И еще хочу заметить, что сейчас в Иркутске работают другие писатели, полные сил и громко, книгами и публикациями, свидетельствующие о своем таланте. Думаю, что о них нужно много говорить, всецело их поддерживать — тогда как у нас предпочитают всецело поддерживать лишь память отдельных ушедших. Говорят: «Сохраняем традиции». А разве можно их сохранить, если традиция не продолжается в актуальной литературе? По-другому традиция не сохраняется, а лишь зарастает мхом и становится никому не интересна. А потому и само место, например Иркутск, становится не интересным — ведь только художественная литература осваивает историческое пространство в настоящем времени. Можно сказать, что она сакральный документ места и времени, инструмент, который оживляет мифологию, вводит легенду в существующую реальность. Волнения и переживания прошлого делают нас в настоящем.

— Видите ли вы региональных авторов, способных встать в этот ряд классиков?

— Делать прогнозы — дело неблагодарное. Возможно, автор, на которого сегодня возлагают большие надежды, завтра просто бросит писать и до самого себя эталонного не допишется.

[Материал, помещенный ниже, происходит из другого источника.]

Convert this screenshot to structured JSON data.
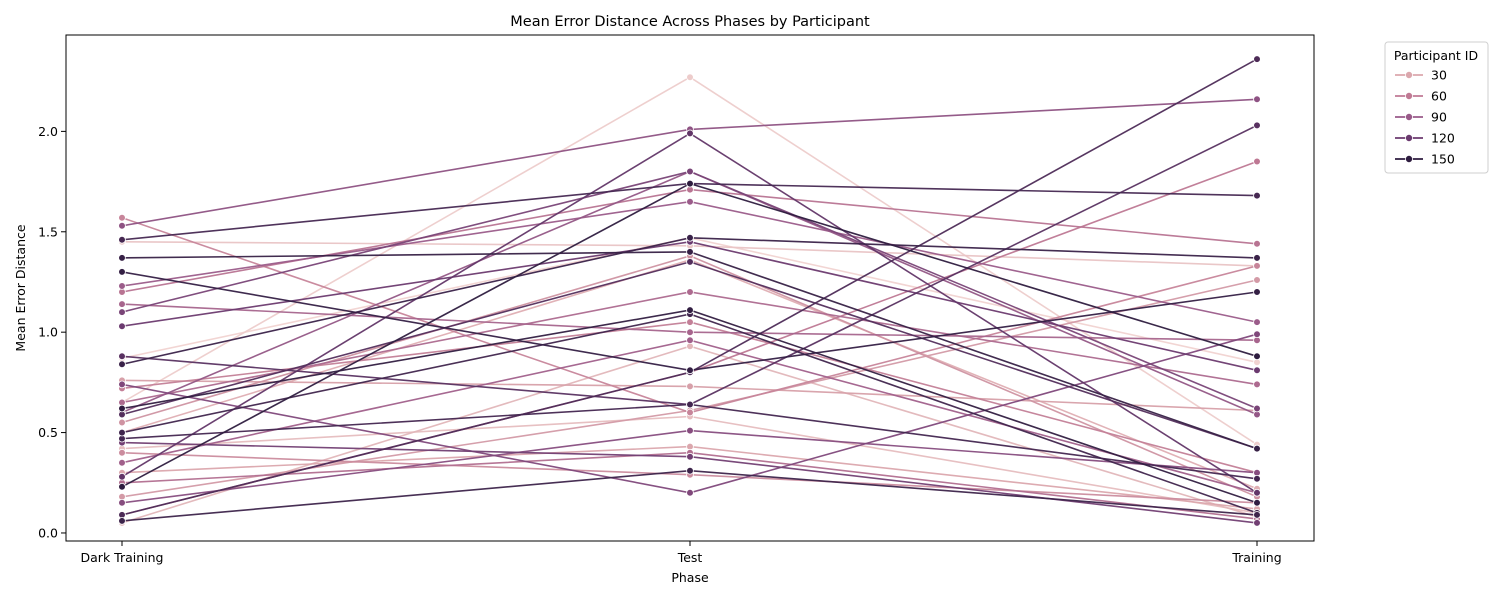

И не будем забывать еще и о том, что классик как фигура появляется по-разному: где-то вступает в игру государственный ресурс, как в случае с Распутиным, где-то, как в случае с Вампиловым, срабатывает общее удивление от яркости и свежести сказанного. А Евтушенко, можно сказать, грудью проложил себе дорогу на тот Парнас, на который ему хотелось. Ну и «оттепель» — опять же государственный ресурс — постаралась для него.

Эпоха сменилась: что такое понятие «классик» — теперь большой вопрос. Очень может быть, что сегодня это тот, чьи совокупные тиражи больше, чем у прочих. В обществе потребления, в котором мы существуем, немножко иначе разыгрывается схема «классики», как мне думается.

У нас есть, безусловно, авторы значительные. Их немного. При жизни их надо ценить. «Умру — полюбите, а то я вас не знаю…» — эта ехидная строчка Сергея Гандлевского вполне отражает реалии.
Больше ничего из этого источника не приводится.